By Claude Scilley
Whig-Standard Staff Writer
This article originally appeared in the Kingston Whig Standard on February 26th.
Seven people in British Columbia today owe an improved quality of life
– indeed, maybe even their lives – to a friendship forged 25 years ago
on the football field at Queen’s University.
“In this case being teammates takes on a whole different meaning,” said
Bill Barrable, a member of the Golden Gaels in the early 1980s.
Barrable is now the executive director of BC Transplant, the
Vancouver-based organization that matches organ donors with recipients
in that province. He faced a crisis last week when a donor became
available and the agency had no means of dispatching its transplant
team.
The donor was “outside the lower mainland” – Barrable was purposely
vague for privacy reasons, he said – and that meant BC Transplant had
to charter a jet to get the team of surgeons and critical care nurses
to the site.
Except there weren’t any.
“We’ve got this list of carriers and we went down the list and they
were all gone, right across Canada,” Barrable said.
“The message we got back was there’s a major draw on corporate jets due
to the Oscars in California.”
That’s where Bob McFarlane comes into the picture. Barrable’s former
teammate at Queen’s, he’s now the chief financial officer at Telus. the
telecommunications giant.
“I’d said to my staff let me know if there’s ever a day when we can’t
find a jet,” Barrable said. “I know Bob at Telus and I know they have a
jet and in a crunch I’ll call him and see if there’s any possibility
that the jet’s available.
“That’s what happened.”
Barrable made the call but at first couldn’t contact McFarlane. The
clock was ticking as Barrable explained to McFarlane’s assistant the
nature of his business. Moments later, McFarlane was on the phone, from
the airplane in question.
“It was in the air,” Barrable said.
McFarlane listened and then explained the situation to his colleagues
on board. “They agreed right away to make it happen,” Barrable said.
“We didn’t have much time to play with. Without [their cooperation] it
wouldn’t have happened.
“If we had an Oscar to give, we’d give it to them, for best performance
in a supporting role.”
While the jet was refuelled, the transplant team was scrambled.
“Seven people were transplanted who wouldn’t have been transplanted
otherwise,” Barrable said.
Barrable, a kicker and receiver, graduated in 1983 as the team’s No. 10
all-time leading scorer. McFarlane, a defensive back, transferred to
Western in 1982 and missed the Gaels’ Vanier Cup appearance the
following year.
Barrable said yesterday said the situation was critical because of the
long odds against successful transplants.
“A very small number of deaths are medically eligible to be organ
donors,” Barrable explained. Donors have to meet brain-death criteria:
They have to die on a ventilator, the organs have to be viable and they
have to be recovered in a short period of time or they won’t be
suitable for transplant.
That group probably represents less than one per cent of deaths,
Barrable said.
“It’s a very small pool of potential donors who meet all of these
criteria, so each one is extremely precious,” he said.
“A third of people on the waiting list die waiting for a transplant. It
wouldn’t be an exaggeration to say that if we didn’t get these
transplants, there probably would be seven people who could have died.”
Barrable said he couldn’t say what organs were transplanted. He did say
at least two of the recipients were children, and all the recipients
are apparently recovering well.
Barrable said the routine involved in harvesting organs takes a
surgical team to the hospital where the potential donor has been
identified.
“The organ recovery would occur there,” he said. “Then the organs
themselves would be flown back with the team to Vancouver where they
would be transplanted.
“Recovering a heart or a lung you have about four hours to put it back
into somebody else, or the function of that organ drops precipitously.

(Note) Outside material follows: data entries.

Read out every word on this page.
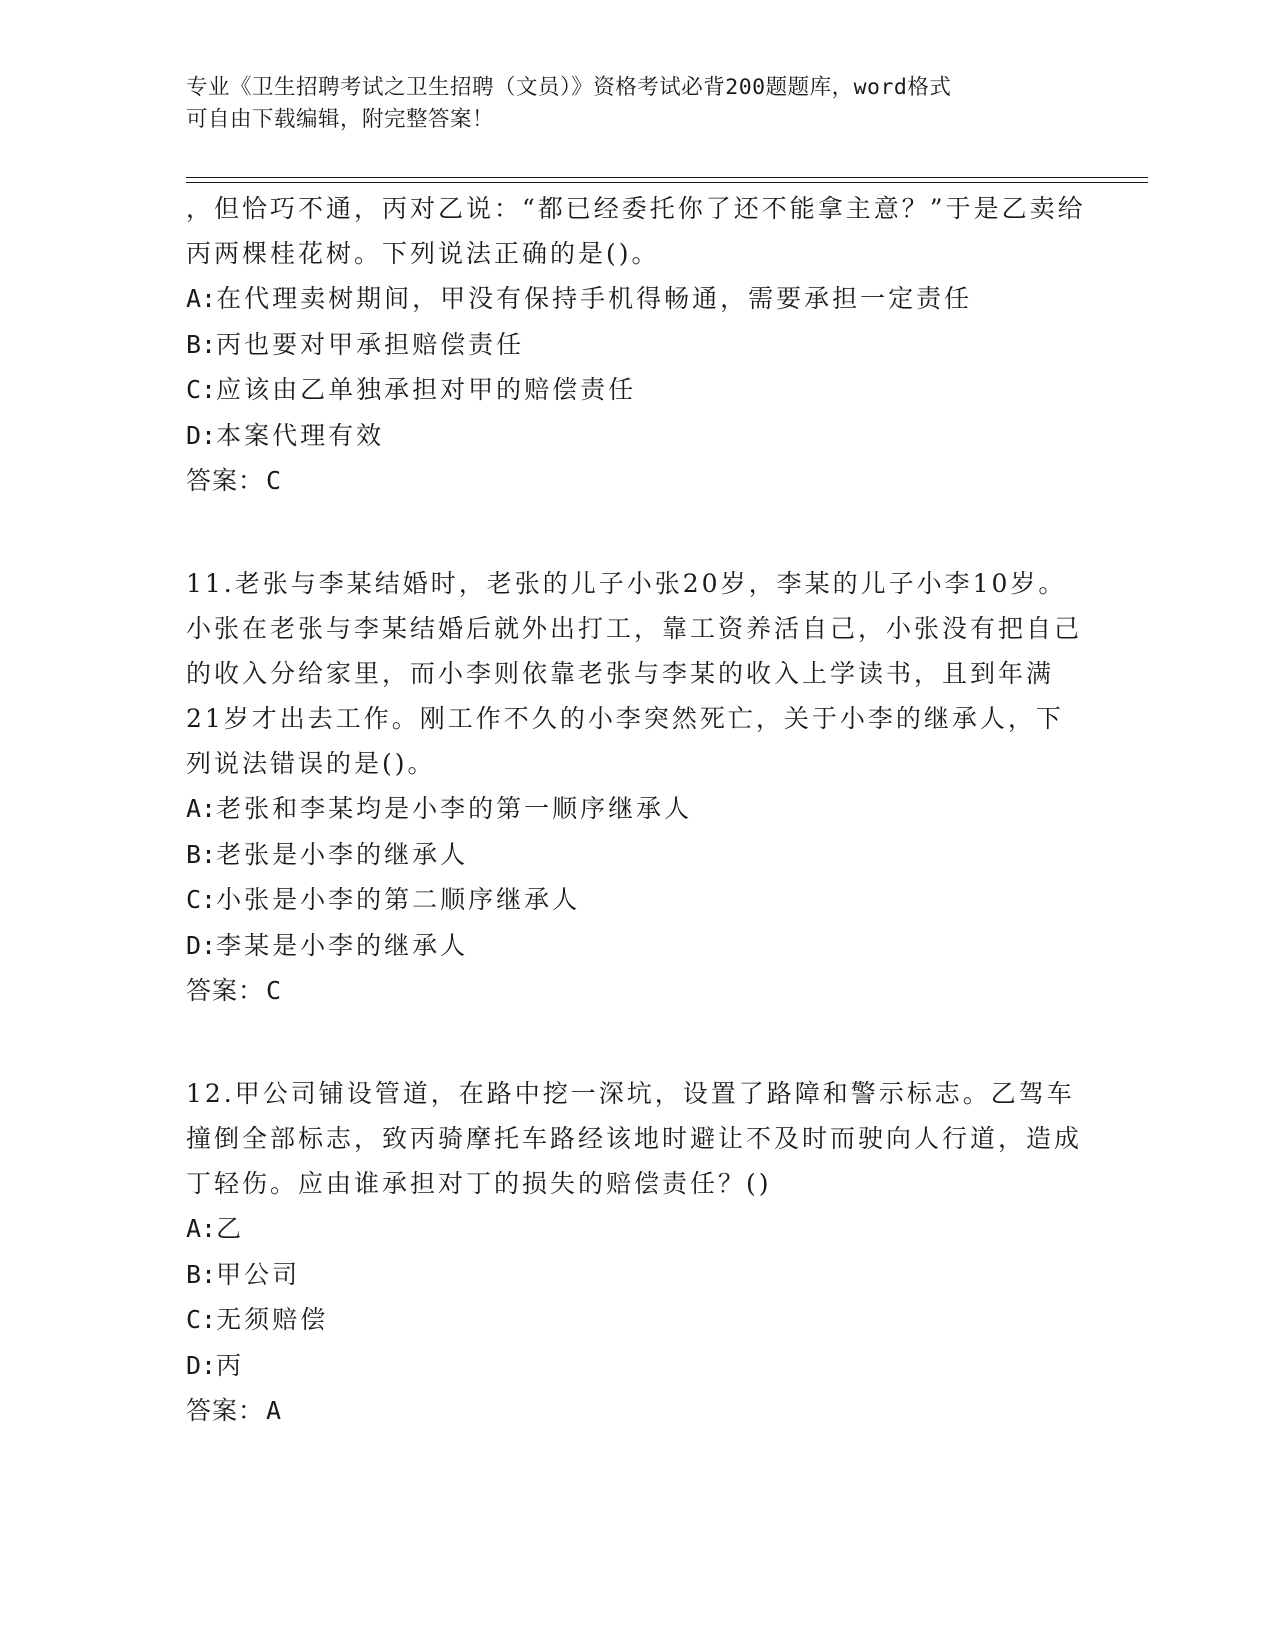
专业《卫生招聘考试之卫生招聘（文员）》资格考试必背200题题库，word格式
可自由下载编辑，附完整答案！
，但恰巧不通，丙对乙说：“都已经委托你了还不能拿主意？”于是乙卖给丙两棵桂花树。下列说法正确的是()。
A:在代理卖树期间，甲没有保持手机得畅通，需要承担一定责任
B:丙也要对甲承担赔偿责任
C:应该由乙单独承担对甲的赔偿责任
D:本案代理有效
答案：C
11.老张与李某结婚时，老张的儿子小张20岁，李某的儿子小李10岁。小张在老张与李某结婚后就外出打工，靠工资养活自己，小张没有把自己的收入分给家里，而小李则依靠老张与李某的收入上学读书，且到年满21岁才出去工作。刚工作不久的小李突然死亡，关于小李的继承人，下列说法错误的是()。
A:老张和李某均是小李的第一顺序继承人
B:老张是小李的继承人
C:小张是小李的第二顺序继承人
D:李某是小李的继承人
答案：C
12.甲公司铺设管道，在路中挖一深坑，设置了路障和警示标志。乙驾车撞倒全部标志，致丙骑摩托车路经该地时避让不及时而驶向人行道，造成丁轻伤。应由谁承担对丁的损失的赔偿责任？()
A:乙
B:甲公司
C:无须赔偿
D:丙
答案：A
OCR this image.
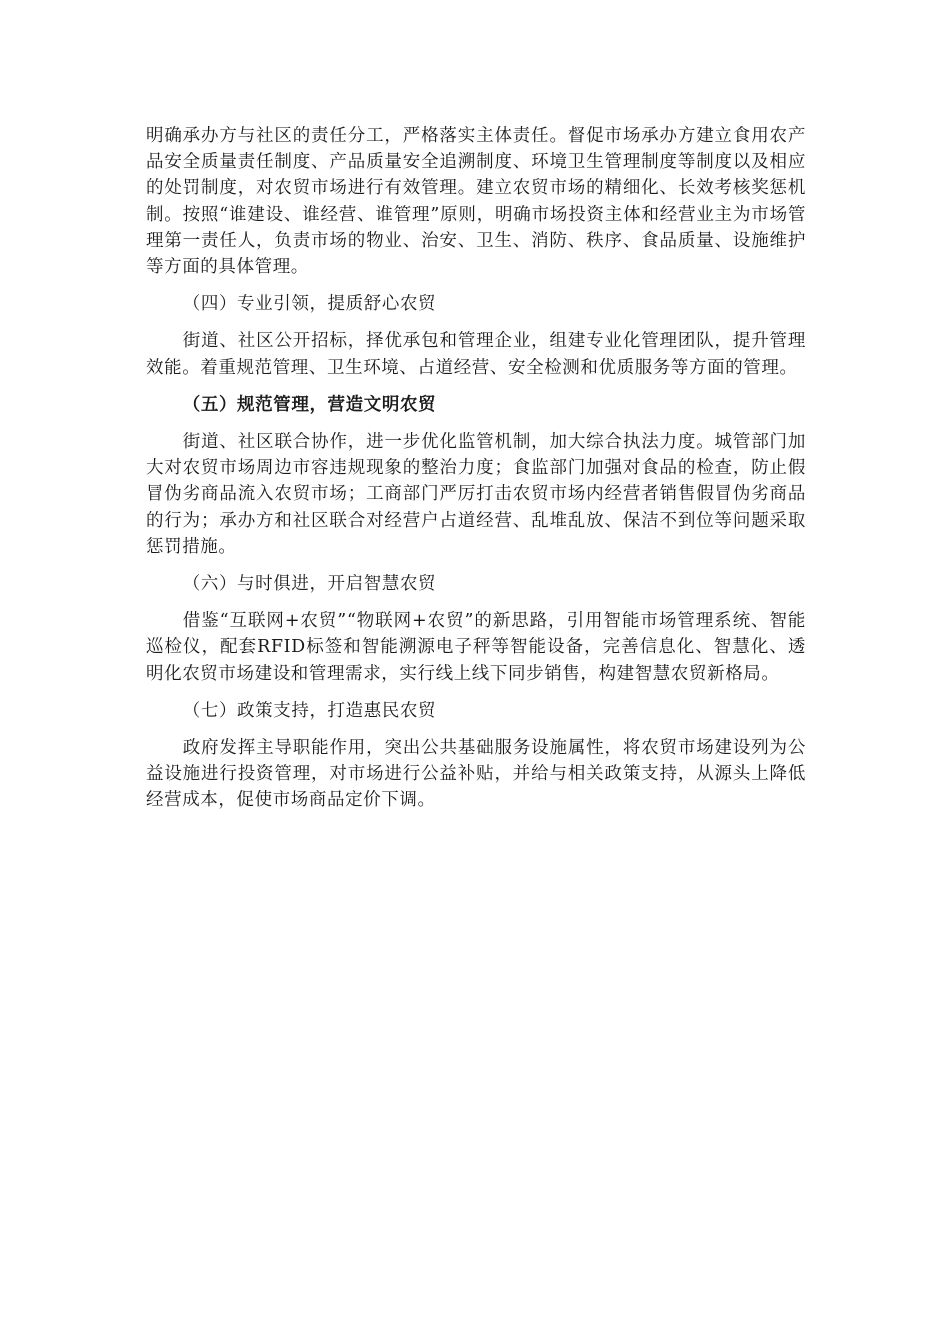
明确承办方与社区的责任分工，严格落实主体责任。督促市场承办方建立食用农产品安全质量责任制度、产品质量安全追溯制度、环境卫生管理制度等制度以及相应的处罚制度，对农贸市场进行有效管理。建立农贸市场的精细化、长效考核奖惩机制。按照“谁建设、谁经营、谁管理”原则，明确市场投资主体和经营业主为市场管理第一责任人，负责市场的物业、治安、卫生、消防、秩序、食品质量、设施维护等方面的具体管理。

（四）专业引领，提质舒心农贸

街道、社区公开招标，择优承包和管理企业，组建专业化管理团队，提升管理效能。着重规范管理、卫生环境、占道经营、安全检测和优质服务等方面的管理。

（五）规范管理，营造文明农贸

街道、社区联合协作，进一步优化监管机制，加大综合执法力度。城管部门加大对农贸市场周边市容违规现象的整治力度；食监部门加强对食品的检查，防止假冒伪劣商品流入农贸市场；工商部门严厉打击农贸市场内经营者销售假冒伪劣商品的行为；承办方和社区联合对经营户占道经营、乱堆乱放、保洁不到位等问题采取惩罚措施。

（六）与时俱进，开启智慧农贸

借鉴“互联网+农贸”“物联网+农贸”的新思路，引用智能市场管理系统、智能巡检仪，配套RFID标签和智能溯源电子秤等智能设备，完善信息化、智慧化、透明化农贸市场建设和管理需求，实行线上线下同步销售，构建智慧农贸新格局。

（七）政策支持，打造惠民农贸

政府发挥主导职能作用，突出公共基础服务设施属性，将农贸市场建设列为公益设施进行投资管理，对市场进行公益补贴，并给与相关政策支持，从源头上降低经营成本，促使市场商品定价下调。
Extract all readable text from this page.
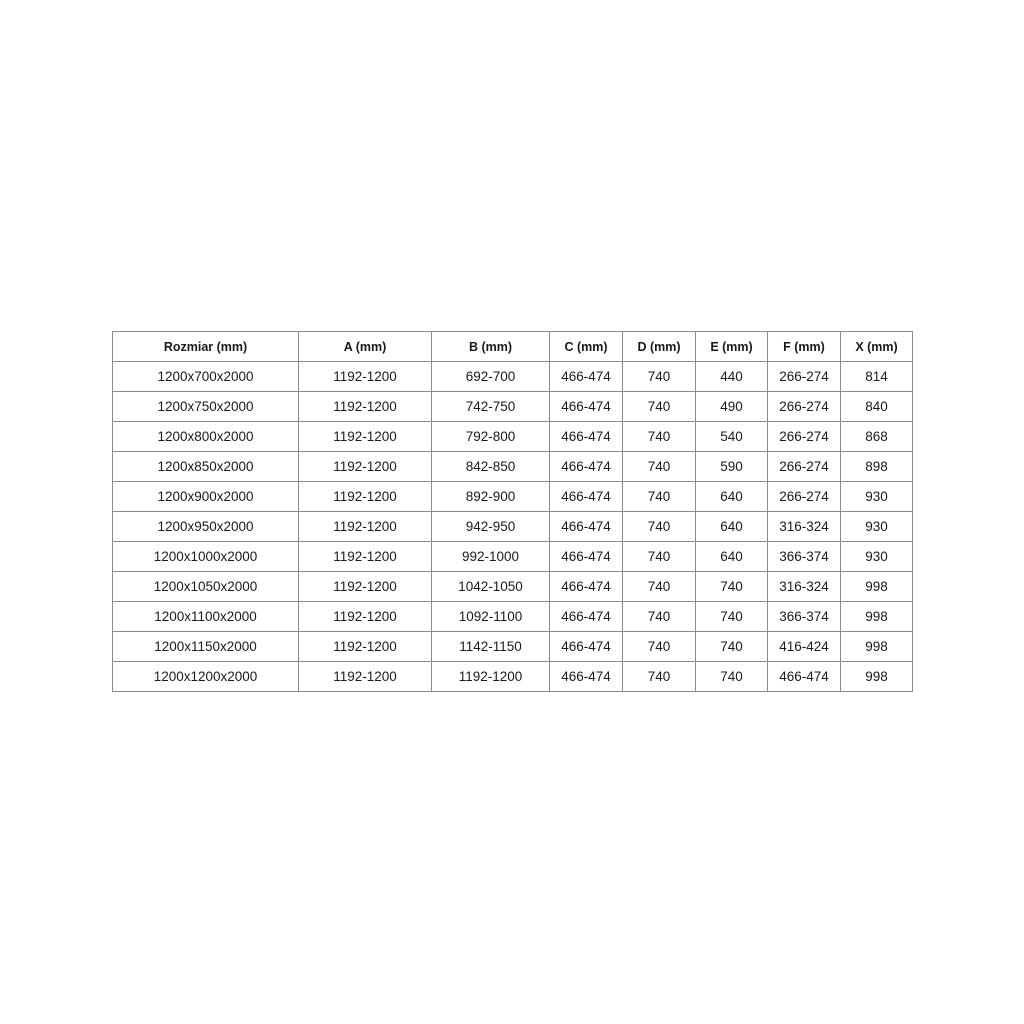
Rozmiar (mm)	A (mm)	B (mm)	C (mm)	D (mm)	E (mm)	F (mm)	X (mm)
1200x700x2000	1192-1200	692-700	466-474	740	440	266-274	814
1200x750x2000	1192-1200	742-750	466-474	740	490	266-274	840
1200x800x2000	1192-1200	792-800	466-474	740	540	266-274	868
1200x850x2000	1192-1200	842-850	466-474	740	590	266-274	898
1200x900x2000	1192-1200	892-900	466-474	740	640	266-274	930
1200x950x2000	1192-1200	942-950	466-474	740	640	316-324	930
1200x1000x2000	1192-1200	992-1000	466-474	740	640	366-374	930
1200x1050x2000	1192-1200	1042-1050	466-474	740	740	316-324	998
1200x1100x2000	1192-1200	1092-1100	466-474	740	740	366-374	998
1200x1150x2000	1192-1200	1142-1150	466-474	740	740	416-424	998
1200x1200x2000	1192-1200	1192-1200	466-474	740	740	466-474	998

You have a really short window in which to work.”
Barrable said transplanting organs is now considered mainstream therapy.
“The success of transplants has come a long way. Kidney transplant
patients have more than a 95 per cent survival rate. Heart and liver
[transplants] are close to that.
“They save taxpayers a lot of money, just on the cost of dialysis
alone.”
Which is why each one is so important.
“We’ve had close calls before but have always been able to find a
carrier in a crunch,” Barrable said. “I shudder to think what the
consequences would be if we ever couldn’t find one.
“I’d rather not think about that. I won’t think about that.”
McFarlane is still deeply involved in the Queen’s football program as
an alumnus. Barrable said his memories of the program also are good
ones.
“I remember being at a function and Doug had some nice things to say
about me,” Barrable said of his old coach, Doug Hargreaves.
“I was so young and shy, I didn’t know how to respond. Years later, I
wrote and told him all the things I wanted to say and didn’t have the
courage to say at the time.
“That’s something I’ll never forget. Doug was a very smart coach. He
threw compliments around like manhole covers. That was a special time
and I remember my time there very fondly.”